Si meses antes se había habilitado una cuenta personal de Twitter, en la que se dirigía a los aficionados con mensajes optimistas, esta vez, comunica sus acciones a través del perfil oficial del club. Lo hace desde año nuevo y en las últimas horas ha asegurado que emisarios y representantes del Toronto FC, de la Major League Soccer, visitarán Reus este mes para conocer de primera mano la situación de la Sociedad Anónima Deportiva. Ya había proclamado a todos los vientos que existía un acuerdo de colaboración con la entidad canadiense. Ha advertido que trabaja para devolver al Reus a Segunda A, que ha abierto una línea de diálogo con posibles nuevos inversores y que colabora con el administrador concursal, David López. El Reus se acogió a la ley concursal en marzo de 2019.

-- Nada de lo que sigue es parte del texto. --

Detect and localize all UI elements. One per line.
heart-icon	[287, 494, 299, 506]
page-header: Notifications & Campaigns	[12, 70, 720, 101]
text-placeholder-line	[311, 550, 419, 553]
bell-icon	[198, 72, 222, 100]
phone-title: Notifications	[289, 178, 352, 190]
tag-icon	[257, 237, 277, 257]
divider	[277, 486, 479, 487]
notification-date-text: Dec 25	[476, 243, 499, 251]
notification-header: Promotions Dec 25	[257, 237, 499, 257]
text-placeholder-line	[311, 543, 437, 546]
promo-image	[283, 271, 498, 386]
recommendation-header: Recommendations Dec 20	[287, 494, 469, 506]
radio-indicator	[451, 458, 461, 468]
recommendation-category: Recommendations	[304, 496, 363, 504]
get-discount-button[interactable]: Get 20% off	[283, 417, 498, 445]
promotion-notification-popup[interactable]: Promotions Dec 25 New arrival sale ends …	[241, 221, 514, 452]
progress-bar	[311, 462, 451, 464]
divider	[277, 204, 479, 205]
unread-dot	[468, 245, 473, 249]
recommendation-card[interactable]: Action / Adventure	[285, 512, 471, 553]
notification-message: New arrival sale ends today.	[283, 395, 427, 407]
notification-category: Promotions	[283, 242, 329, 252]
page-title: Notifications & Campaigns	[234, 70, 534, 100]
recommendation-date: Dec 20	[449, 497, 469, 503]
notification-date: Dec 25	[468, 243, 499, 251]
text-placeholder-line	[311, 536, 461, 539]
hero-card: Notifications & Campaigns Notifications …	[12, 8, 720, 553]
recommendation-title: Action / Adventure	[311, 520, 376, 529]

El problema es que las proclamas del empresario, con residencia en Miami, apenas causan revuelo. Desde muchos sectores, incluso desde las grandes administraciones públicas, se lo toman con cierto humor. 

Entre otras cosas porque Onolfo no fue capaz de pagar en verano los 200.000 euros que necesitaba para saldar la deuda con los antiguos exfutbolistas del filial, un condimento indispensable para salir a competir en Tercera División. La Federación Española había expulsado al Reus de Segunda B en agosto, porque el abono de 400.000 euros del aval que pedía el ente no se había ejecutado a tiempo, algo que el americano negó hasta el punto que aseguró que ese dinero existía en una cuenta federativa.

La resolución del TAD, del pasado 14 de octubre, responde a un recurso que el administrador, David López, había elaborado ya que consideraba que los procedimientos de actuación de la Federación para expulsar al Reus no se habían efectuado con corrección. El mismo David López tampoco cree demasiado en la fiabilidad del propietario. Muchas palabras y pocos hechos. Por lo menos, hasta hoy. Incluso, el actual responsable de la actividad de la SAD visitó en mayo a Russell Platt en Londres y éste le aseguró que el fondo de inversión no iba a poner dinero ni en Tercera ni en Primera Catalana.

La guerra y el espectáculo mediático que Onolfo y su exabogado, David Peña, generaron tras su separación tampoco ha ayudado a reforzar la confianza en el dirigente, que a pesar de todo conserva la actividad, aunque desde Estados Unidos, donde se encuentra actualmente.
En los últimos días, Clifton Onolfo ha contactado a través de mensaje con algunos de los extrabajadores del club para sondear su disponibilidad y con la gente que confió en él, como Ramon Maria Calderé. La respuestas al americano han contado con la misma dirección. Primero acciones y luego colaboración. Ha perdido la esperanza de los que le tenían fe.

Mientras el propietario lanza órdagos de futuro, la realidad de la Sociedad Anónima Deportiva sigue pidiendo inversión exterior para solucionar sus graves problemas financieros.